С этой целью я собрал Эверетта Уэбба, Эла Уэббера и его конструкторов, включая Джима Хоя, и других ключевых инженеров из моего штата. Не знаю, кто именно - Уэбб или я - в конце концов сказал: "Ну, знаете, мы должны закончить это крыло с трехградусной разницей в ориентации на законцовке, чтобы перенести нагрузки в нужное место, но нужно ли нам для этого перекручивать все крыло?"
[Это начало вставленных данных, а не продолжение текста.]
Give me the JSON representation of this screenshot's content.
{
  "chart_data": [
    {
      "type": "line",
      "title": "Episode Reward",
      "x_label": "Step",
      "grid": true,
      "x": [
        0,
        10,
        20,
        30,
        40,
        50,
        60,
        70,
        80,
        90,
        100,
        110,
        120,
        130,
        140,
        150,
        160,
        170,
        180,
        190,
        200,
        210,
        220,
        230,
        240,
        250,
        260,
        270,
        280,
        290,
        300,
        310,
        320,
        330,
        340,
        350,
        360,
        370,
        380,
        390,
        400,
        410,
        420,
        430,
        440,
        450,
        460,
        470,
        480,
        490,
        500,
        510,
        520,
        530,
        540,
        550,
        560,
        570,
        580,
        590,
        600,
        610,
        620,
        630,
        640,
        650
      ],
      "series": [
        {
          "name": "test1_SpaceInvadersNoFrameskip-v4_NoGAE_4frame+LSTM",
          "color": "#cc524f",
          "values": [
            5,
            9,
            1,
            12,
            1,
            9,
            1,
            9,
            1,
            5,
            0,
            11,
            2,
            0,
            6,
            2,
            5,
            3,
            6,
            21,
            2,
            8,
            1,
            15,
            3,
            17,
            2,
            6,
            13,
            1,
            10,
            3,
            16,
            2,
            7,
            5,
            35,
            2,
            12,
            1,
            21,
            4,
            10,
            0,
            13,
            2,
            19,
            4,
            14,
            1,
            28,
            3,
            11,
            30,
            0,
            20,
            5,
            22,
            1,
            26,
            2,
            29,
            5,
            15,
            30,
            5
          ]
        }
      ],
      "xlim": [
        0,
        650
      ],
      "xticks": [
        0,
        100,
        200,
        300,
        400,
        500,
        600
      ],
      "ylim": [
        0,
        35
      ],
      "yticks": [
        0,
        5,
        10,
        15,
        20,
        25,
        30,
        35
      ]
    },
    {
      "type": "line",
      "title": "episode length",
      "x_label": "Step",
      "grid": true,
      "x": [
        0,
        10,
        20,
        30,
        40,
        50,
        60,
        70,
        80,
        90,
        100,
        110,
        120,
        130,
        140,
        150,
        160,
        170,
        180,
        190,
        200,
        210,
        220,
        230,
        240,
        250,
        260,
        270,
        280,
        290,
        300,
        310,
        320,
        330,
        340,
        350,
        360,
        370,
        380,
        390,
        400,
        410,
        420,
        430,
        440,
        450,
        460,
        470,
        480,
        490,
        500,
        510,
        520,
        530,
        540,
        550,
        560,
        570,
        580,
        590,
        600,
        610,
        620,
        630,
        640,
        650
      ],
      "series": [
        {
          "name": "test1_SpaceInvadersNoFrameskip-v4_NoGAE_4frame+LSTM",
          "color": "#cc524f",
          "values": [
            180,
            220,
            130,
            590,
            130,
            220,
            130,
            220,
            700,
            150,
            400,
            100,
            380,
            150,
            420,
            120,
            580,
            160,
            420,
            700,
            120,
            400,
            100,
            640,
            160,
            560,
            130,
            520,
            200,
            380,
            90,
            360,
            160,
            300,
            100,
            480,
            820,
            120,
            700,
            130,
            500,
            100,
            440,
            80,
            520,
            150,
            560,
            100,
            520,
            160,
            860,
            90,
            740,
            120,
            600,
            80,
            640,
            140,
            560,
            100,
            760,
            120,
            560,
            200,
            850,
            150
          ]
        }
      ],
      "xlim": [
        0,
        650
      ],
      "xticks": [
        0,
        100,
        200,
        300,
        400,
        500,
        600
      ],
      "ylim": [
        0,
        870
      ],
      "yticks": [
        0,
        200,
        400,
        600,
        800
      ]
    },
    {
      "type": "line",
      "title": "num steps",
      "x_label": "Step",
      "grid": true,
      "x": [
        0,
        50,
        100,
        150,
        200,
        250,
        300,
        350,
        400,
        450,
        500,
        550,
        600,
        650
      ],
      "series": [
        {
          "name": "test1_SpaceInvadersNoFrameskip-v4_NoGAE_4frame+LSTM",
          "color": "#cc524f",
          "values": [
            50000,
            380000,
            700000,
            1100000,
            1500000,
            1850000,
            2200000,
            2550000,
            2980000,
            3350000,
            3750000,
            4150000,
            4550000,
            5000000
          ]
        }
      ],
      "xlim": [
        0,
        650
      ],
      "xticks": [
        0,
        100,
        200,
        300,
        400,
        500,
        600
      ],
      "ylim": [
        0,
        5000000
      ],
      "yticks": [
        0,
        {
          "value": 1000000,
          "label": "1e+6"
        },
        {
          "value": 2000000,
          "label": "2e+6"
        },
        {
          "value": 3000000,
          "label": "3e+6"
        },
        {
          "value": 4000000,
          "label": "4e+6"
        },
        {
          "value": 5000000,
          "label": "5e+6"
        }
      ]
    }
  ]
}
Возросла надежда на идею оставить внутреннее крыло нетронутым и начать закрутку только со стороны внешних мотогондол двигателей. Если бы это сработало, это было бы на одну десятую сложнее и дороже, чем скручивание всего крыла. По моей инициативе Джим Хой провел элементарный анализ для оценки этой концепции и обнаружил, что скручивание внешних крыльев на самом деле даст от 80 до 90 % требуемого эффекта от скручивания всего крыла.
Основываясь на этой быстрой и грязной оценке, я сразу же решил, что именно так мы и поступим. Мои люди перепроектировали крыло 747-го самолета так, чтобы оно было закручено наружу, что полностью решило проблему нагрузки. Это решение оказалось настолько эффективным, что привлекло внимание прессы, которая назвала его "твист Саттера", и это название сохранилось за ним до сих пор.
Эверетт Уэбб считает, что это должно называться "твист Уэбба", и, возможно, он прав. В командной среде идеи часто приходят в голову сразу нескольким людям. Главное, что мы придумали решение, которое не нарушило аэродинамических качеств нашего отличного крыла.
Оглядываясь назад, я думаю, что справился с этим кризисом довольно хорошо. Я знал, что моя работа под угрозой, но сосредоточился на решении инженерной задачи и ни на секунду не задумывался о политике. Как выяснилось, было проведено чертовски много маневров, чтобы вычеркнуть меня из общей картины и поставить другое крыло на 747-й. Я узнал все подробности этой истории только в начале 1990-х годов, прочитав превосходную книгу Клайва Ирвинга "Wide-Body: The Triumph of the 747".
Если бы Джек Штайнер предложил лучшее инженерное решение, я бы уже был за дверью, не успев понять, что меня поразило. Вместо этого его мнение о том, что наше крыло не подлежит восстановлению, оказалось категорически неверным. Мы разработали и внедрили исправление, которое вернуло программу 747 на прежний уровень, а Штайнер и его "черные парашютисты" собрали вещи и ушли с поля боя.
───────
Как и все разрабатываемые самолеты, 747-й набирал вес в процессе проектирования. Проблема усугублялась тем, что в самом начале программы мы приняли на себя удар по весу, перейдя на очень широкую однопалубную конфигурацию вместо ожидаемой двухпалубной. Такое альтернативное сечение фюзеляжа имело больший диаметр и делало самолет несколько тяжелее.
Когда я создал свою исследовательскую группу и начал работу летом 1965 года, мы предварительно определили полную массу нашего большого самолета в 550 000 фунтов. К апрелю 1966 года и подписанию контракта с Pan Am, положившего начало программе 747, прогнозируемая полная масса самолета составляла 655 000 фунтов. Через год она выросла до 680 000 фунтов и продолжает расти.
Рост веса ставил под угрозу всю программу. Более тяжелый самолет означал, что Pan Am и другие заказчики не смогут перевозить столько полезной нагрузки, приносящей доход, - только если Pratt & Whitney не сможет обеспечить соответствующее увеличение тяги двигателя, а у Pratt и так были заняты все руки, пытаясь достичь первоначальных целей по тяге.